Satellite images of the Wilkins Ice Shelf, a plate of floating ice on the southwest Antarctic Peninsula, which stretches toward South America, show a 40km-long strip of ice holding it in place snapped at its narrowest point on Saturday.
Tim Naish, of Victoria University's Antarctic Research Centre, said scientists advised that the "pinning point" of the ice shelf to the land was pretty critical in keeping the shelf stable and "once it goes, the ice shelf itself is likely to completely disappear".
Angelika Humbert from Muenster University's Institute of Geophysics, has monitored daily satellite photos of the area where the ice bridge connects it to Charcot and Latady islands.

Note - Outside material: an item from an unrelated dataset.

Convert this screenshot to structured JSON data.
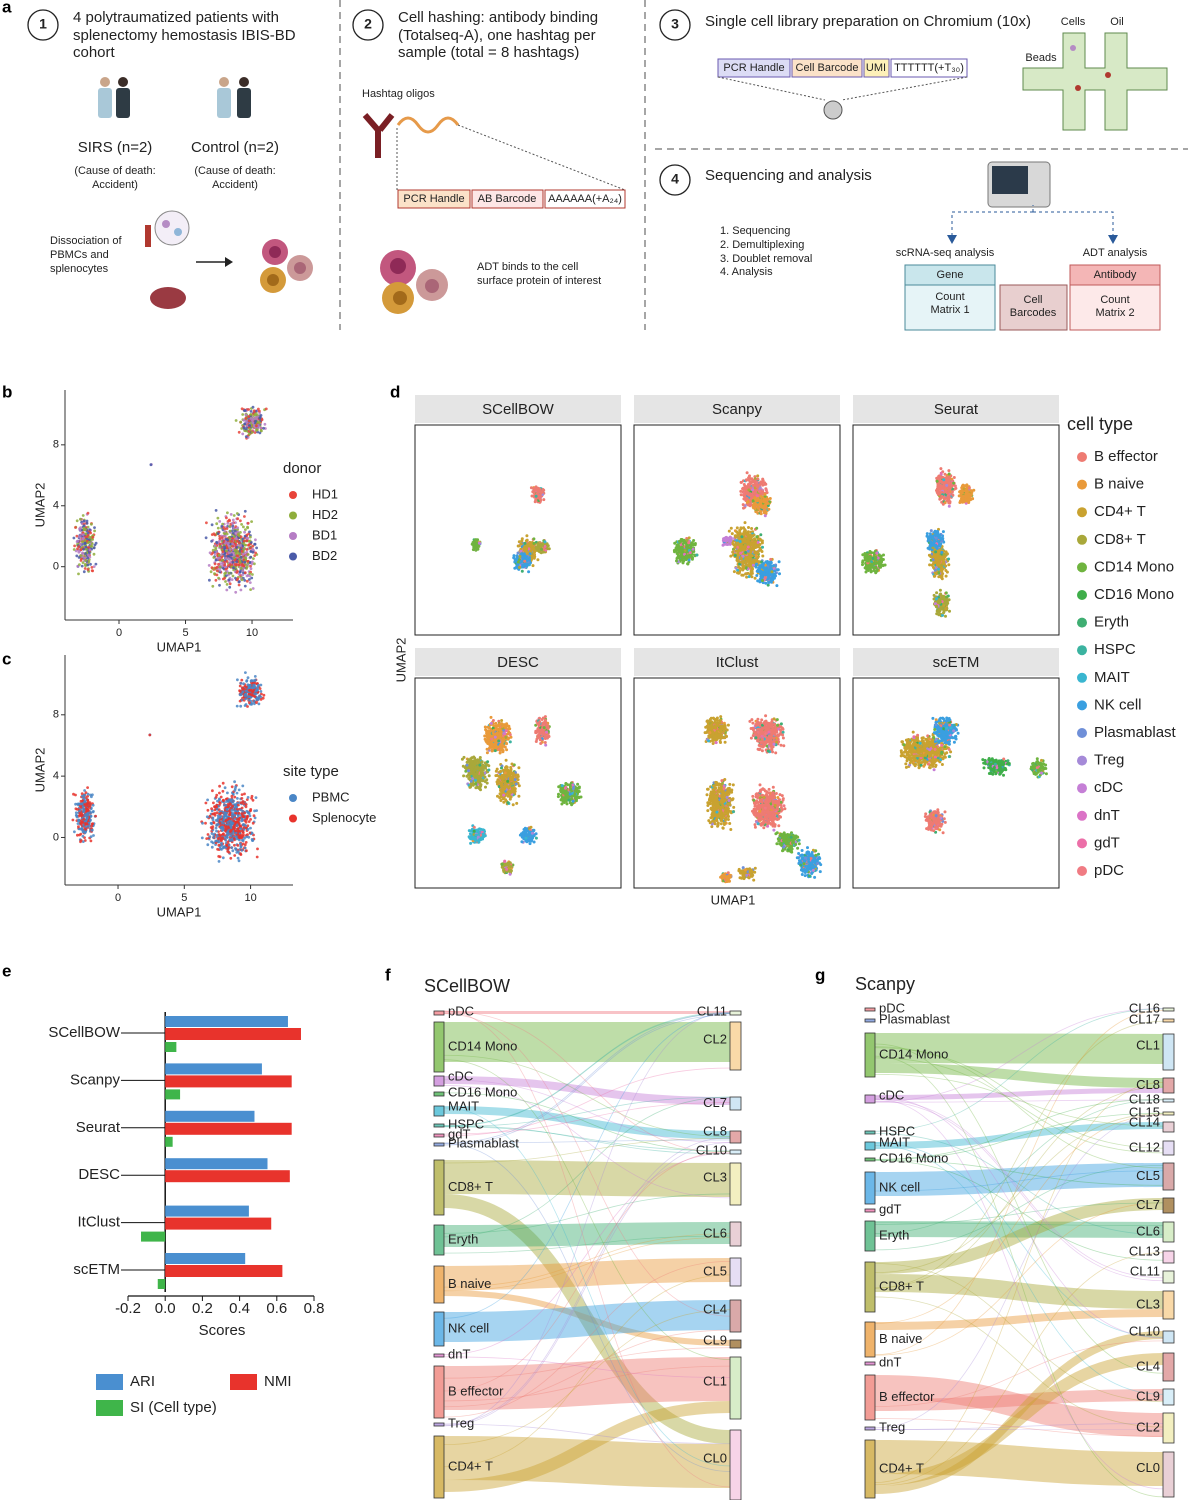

"In the past months, we have observed the ice bridge deforming and its narrowest location acting as a kind of hinge," Dr Humbert said.
Professor Naish said the shelf would probably break up and travel along the Antarctic circumpolar current to eastern New Zealand and the Pacific Ocean.
"That's when we see these icebergs, like the ones we saw ... [in 2006]."
The icebergs could take up to two years before they reached New Zealand, if they were big enough and got caught up in the right currents, and could be about the same size as those that drifted up the east coast of the South Island in 2006.
The 14,000 square kilometre Wilkins Ice Shelf has now become the 10th Antarctic ice shelf to recede or float away since 1950.
The Antarctic peninsula had experienced 2 1/2 degrees of warming in the past 50 years, making it "one of the hot spots on the planet", Professor Naish said.
"It's a consequence of global warming. Antarctica is behaving in a very strange way, bits of it are cooling and bits of it are warming. Our deep time records tell us that these ice shelves are the early warning signals; when they go, then we see quite dramatic and unstable changes in the ice sheets and glaciers feeding them."
Scientists believe the ice shelf have been in place for thousands of years.
Professor Naish said the breakdown of the Wilkins shelf would not contribute to rising sea levels, because it was already floating. "It's like an ice cube in a glass of water when the cube melts, the water level does not go up."
But as the ice shelves disappeared, it could cause connected glaciers and ice on the land mass to melt and flow into the ocean more quickly, which would raise sea levels, he said.